A decision on where to site the world's first big nuclear fusion reactor has been postponed until next year.
ITER - NUCLEAR FUSION PROJECT
Project estimated to cost 10bn euros and will run for 35 years
It will produce the first sustained fusion reactions
Final stage before full prototype of commercial reactor is built
Officials from several countries meeting in Washington were divided on whether to build the international reactor in France or Japan.
The US has been against the French option because of France's opposition to the US-led invasion of Iraq.
Nuclear fusion holds out the promise of virtually limitless - and largely pollution-free - energy.
Experts say the country hosting the International Thermonuclear Experimental Reactor (Iter) project will gain a potentially lucrative head start in expertise and technology.
Pros and cons
Representatives from the US, EU, Japan, Russia, China and South Korea were hoping to make a final decision on the location of the project.
"At the end of the meeting... it was agreed by all parties present that no definite choice could be made at this stage," France's research ministry said in a statement.

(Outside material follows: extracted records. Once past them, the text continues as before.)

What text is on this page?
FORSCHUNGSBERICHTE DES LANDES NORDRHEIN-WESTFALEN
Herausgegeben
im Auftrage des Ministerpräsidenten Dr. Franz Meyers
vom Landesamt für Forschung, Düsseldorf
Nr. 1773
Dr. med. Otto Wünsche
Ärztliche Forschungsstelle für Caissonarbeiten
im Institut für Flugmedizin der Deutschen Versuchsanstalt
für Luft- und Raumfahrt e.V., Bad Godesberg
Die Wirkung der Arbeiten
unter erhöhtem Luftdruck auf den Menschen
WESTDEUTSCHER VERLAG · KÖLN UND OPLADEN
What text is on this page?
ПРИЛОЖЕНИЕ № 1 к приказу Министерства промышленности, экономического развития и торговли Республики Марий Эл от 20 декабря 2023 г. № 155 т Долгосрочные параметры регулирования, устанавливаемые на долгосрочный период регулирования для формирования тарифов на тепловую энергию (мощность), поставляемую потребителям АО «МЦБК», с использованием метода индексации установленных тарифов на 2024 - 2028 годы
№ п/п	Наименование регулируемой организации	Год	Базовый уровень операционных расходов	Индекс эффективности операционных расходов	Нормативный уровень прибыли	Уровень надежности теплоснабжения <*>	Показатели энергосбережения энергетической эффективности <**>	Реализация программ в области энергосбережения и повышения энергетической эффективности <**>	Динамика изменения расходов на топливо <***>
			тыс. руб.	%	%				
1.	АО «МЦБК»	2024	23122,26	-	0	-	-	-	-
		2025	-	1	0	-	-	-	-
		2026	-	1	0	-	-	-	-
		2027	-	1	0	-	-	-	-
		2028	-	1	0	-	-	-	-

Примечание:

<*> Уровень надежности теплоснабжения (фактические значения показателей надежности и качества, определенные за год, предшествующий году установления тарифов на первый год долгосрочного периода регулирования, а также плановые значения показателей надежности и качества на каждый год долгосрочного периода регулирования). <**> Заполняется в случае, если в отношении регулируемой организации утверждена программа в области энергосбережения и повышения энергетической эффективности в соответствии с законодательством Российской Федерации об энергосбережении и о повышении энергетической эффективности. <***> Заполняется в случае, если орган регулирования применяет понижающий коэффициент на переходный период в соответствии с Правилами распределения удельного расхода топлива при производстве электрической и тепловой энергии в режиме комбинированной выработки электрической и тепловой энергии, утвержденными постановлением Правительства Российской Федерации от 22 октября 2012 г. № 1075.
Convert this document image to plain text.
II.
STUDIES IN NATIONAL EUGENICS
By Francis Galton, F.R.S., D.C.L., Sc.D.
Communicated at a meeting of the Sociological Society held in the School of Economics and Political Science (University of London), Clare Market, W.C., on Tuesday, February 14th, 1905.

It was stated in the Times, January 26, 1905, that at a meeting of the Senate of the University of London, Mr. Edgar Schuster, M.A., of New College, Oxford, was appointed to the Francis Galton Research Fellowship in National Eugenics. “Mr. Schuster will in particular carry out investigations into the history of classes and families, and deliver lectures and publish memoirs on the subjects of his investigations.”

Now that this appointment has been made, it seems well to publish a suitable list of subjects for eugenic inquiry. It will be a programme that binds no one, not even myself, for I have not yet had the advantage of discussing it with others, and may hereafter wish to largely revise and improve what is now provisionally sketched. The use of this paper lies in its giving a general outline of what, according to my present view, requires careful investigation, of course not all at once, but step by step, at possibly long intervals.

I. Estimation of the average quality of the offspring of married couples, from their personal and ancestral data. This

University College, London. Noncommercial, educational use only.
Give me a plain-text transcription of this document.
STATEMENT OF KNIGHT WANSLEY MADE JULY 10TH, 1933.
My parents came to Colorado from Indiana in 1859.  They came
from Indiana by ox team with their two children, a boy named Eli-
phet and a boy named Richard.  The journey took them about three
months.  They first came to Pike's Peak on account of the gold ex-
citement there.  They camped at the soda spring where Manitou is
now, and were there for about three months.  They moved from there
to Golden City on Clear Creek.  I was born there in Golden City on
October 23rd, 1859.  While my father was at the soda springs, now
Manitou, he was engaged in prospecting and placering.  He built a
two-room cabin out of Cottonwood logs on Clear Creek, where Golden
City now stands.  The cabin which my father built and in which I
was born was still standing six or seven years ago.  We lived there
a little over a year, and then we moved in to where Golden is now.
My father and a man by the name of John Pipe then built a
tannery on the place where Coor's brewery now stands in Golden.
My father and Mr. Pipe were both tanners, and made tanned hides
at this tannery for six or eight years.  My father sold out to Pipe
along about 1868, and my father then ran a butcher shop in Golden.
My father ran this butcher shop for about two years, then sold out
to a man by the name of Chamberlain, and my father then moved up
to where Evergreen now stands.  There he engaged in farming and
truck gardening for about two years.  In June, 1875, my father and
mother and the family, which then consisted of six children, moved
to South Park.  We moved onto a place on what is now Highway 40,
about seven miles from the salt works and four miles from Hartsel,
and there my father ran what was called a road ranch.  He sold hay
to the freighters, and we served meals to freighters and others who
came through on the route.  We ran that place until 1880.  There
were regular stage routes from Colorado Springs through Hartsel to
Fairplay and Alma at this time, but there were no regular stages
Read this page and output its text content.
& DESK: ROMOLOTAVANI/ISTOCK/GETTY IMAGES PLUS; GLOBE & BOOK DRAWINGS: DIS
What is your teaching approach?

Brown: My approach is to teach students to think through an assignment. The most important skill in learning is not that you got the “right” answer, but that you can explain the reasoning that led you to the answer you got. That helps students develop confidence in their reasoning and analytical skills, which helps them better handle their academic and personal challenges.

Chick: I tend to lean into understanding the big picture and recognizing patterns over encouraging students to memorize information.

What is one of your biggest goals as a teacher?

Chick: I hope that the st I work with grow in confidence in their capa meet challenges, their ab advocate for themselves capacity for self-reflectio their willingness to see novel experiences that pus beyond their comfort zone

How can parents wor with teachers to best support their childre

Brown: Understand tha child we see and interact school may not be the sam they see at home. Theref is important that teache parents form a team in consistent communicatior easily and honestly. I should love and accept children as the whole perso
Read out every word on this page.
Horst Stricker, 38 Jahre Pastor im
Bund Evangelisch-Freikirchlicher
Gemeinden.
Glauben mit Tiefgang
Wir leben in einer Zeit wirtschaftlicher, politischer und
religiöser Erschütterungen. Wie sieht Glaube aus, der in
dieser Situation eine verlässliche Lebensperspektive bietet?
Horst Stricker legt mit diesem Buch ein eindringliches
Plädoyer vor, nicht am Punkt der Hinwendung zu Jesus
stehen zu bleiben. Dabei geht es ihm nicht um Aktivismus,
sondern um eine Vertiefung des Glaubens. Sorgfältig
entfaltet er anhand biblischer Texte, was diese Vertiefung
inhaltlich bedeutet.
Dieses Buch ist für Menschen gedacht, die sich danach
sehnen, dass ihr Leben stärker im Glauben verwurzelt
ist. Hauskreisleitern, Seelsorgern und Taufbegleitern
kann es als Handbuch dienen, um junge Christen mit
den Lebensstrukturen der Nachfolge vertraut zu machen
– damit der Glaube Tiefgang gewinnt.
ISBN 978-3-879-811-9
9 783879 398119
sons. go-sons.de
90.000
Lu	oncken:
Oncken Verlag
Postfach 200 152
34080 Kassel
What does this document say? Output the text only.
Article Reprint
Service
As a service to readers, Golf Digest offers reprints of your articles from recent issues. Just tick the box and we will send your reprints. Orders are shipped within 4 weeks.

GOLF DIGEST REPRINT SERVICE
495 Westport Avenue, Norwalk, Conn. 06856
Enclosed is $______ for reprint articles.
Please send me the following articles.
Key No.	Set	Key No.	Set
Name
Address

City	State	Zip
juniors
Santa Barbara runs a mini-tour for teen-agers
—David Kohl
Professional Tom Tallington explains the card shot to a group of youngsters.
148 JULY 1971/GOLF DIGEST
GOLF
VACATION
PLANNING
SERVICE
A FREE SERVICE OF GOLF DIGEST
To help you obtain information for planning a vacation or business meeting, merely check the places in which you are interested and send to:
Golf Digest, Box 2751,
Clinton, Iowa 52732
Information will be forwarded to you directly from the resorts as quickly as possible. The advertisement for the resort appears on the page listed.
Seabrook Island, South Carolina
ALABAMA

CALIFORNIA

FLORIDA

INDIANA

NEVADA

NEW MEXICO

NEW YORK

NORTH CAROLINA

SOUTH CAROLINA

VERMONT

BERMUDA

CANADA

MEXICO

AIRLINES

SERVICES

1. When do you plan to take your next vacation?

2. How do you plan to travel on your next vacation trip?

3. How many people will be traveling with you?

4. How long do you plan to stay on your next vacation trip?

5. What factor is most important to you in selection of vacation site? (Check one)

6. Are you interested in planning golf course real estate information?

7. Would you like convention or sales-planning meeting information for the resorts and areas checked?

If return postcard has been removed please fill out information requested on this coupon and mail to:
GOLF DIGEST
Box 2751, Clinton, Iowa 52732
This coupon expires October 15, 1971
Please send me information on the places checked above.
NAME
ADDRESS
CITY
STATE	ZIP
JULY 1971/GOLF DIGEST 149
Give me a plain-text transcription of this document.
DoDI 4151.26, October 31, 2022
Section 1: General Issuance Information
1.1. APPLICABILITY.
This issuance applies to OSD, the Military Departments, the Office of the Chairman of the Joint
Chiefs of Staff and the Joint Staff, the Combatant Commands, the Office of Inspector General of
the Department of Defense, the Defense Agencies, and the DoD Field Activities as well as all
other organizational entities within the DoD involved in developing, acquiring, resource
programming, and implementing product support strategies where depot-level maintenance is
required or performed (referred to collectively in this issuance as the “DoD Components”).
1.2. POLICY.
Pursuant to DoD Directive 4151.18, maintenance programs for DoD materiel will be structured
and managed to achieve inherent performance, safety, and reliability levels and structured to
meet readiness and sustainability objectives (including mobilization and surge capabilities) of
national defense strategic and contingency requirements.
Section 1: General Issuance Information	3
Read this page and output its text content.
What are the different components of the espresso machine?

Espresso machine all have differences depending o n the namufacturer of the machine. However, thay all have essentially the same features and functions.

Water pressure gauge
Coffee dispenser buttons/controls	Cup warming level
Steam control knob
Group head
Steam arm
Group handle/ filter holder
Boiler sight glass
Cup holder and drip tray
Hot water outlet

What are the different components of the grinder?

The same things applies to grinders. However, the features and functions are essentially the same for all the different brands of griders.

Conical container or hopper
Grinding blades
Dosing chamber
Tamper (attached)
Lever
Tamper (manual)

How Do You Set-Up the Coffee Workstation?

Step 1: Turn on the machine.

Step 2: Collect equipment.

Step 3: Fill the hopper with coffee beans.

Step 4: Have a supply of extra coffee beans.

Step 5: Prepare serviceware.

A French Government envoy at the meeting, Pierre Lellouche, said the matter would be deferred until next year, probably mid-February.
The Japanese site of Rokkasho-mura has the advantages of proximity to a port, a ground of solid bedrock and a nearby US military base.
The French site at Cadarache offers an existing research facility and a more moderate climate.
The experts were supposed to reach a consensus based on objective criteria.
THE ITER CONSORTIUM
But BBC News Online science editor Dr David Whitehouse says the decision is highly political, involving huge amounts of horse-trading behind the scenes.
Delegates were hoping, he says, that one of the countries involved would drop out and so avoid the need for a vote.
The European Union, Russia and China are known to be backing France - but South Korea, the United States and Tokyo itself are reported to be favouring Japan.
The US, in particular, has raised objections to the French option, citing its opposition to the Iraq invasion.
"We have the structure, scientific and technical environment to ensure that this scheme can start up with competence, expertise and solid safety guarantees," French Research Minister Claudie Haignere said.
"If our site is chosen, Japan will cover the costs that are needed," said Hidekazu Tanaka, a senior official of the Japanese Education, Culture, Sports, Science and Technology ministry.
Iter is the boldest nuclear initiative since the Manhattan Project - the effort to build the first atom bomb - says Dr Whitehouse.
It would also be the world's largest international co-operative research and development project after the International Space Station.
Scientists say it will be the first fusion device to produce thermal energy at the level of a conventional electricity-producing power station.
Its goal will be to produce 500 megawatts of fusion power for 500 seconds or longer during each individual fusion experiment and, in doing so, demonstrate essential technologies for a commercial reactor.
But all are agreed that taming the power of the Sun will not be easy.
The superhot gas in which the fusion takes place is notoriously difficult to control.
The gas, termed a plasma, has to be contained in a magnetic field or it will damage the reactor. So far, no one has achieved a prolonged self-sustaining fusion event.
Advocates of fusion power point out that if they succeed, there is an almost limitless supply of power available because the deuterium atoms on which it would be based can be derived from seawater.
In nuclear fusion, atoms are forced together, as opposed to nuclear fission in which energy is released by splitting atoms.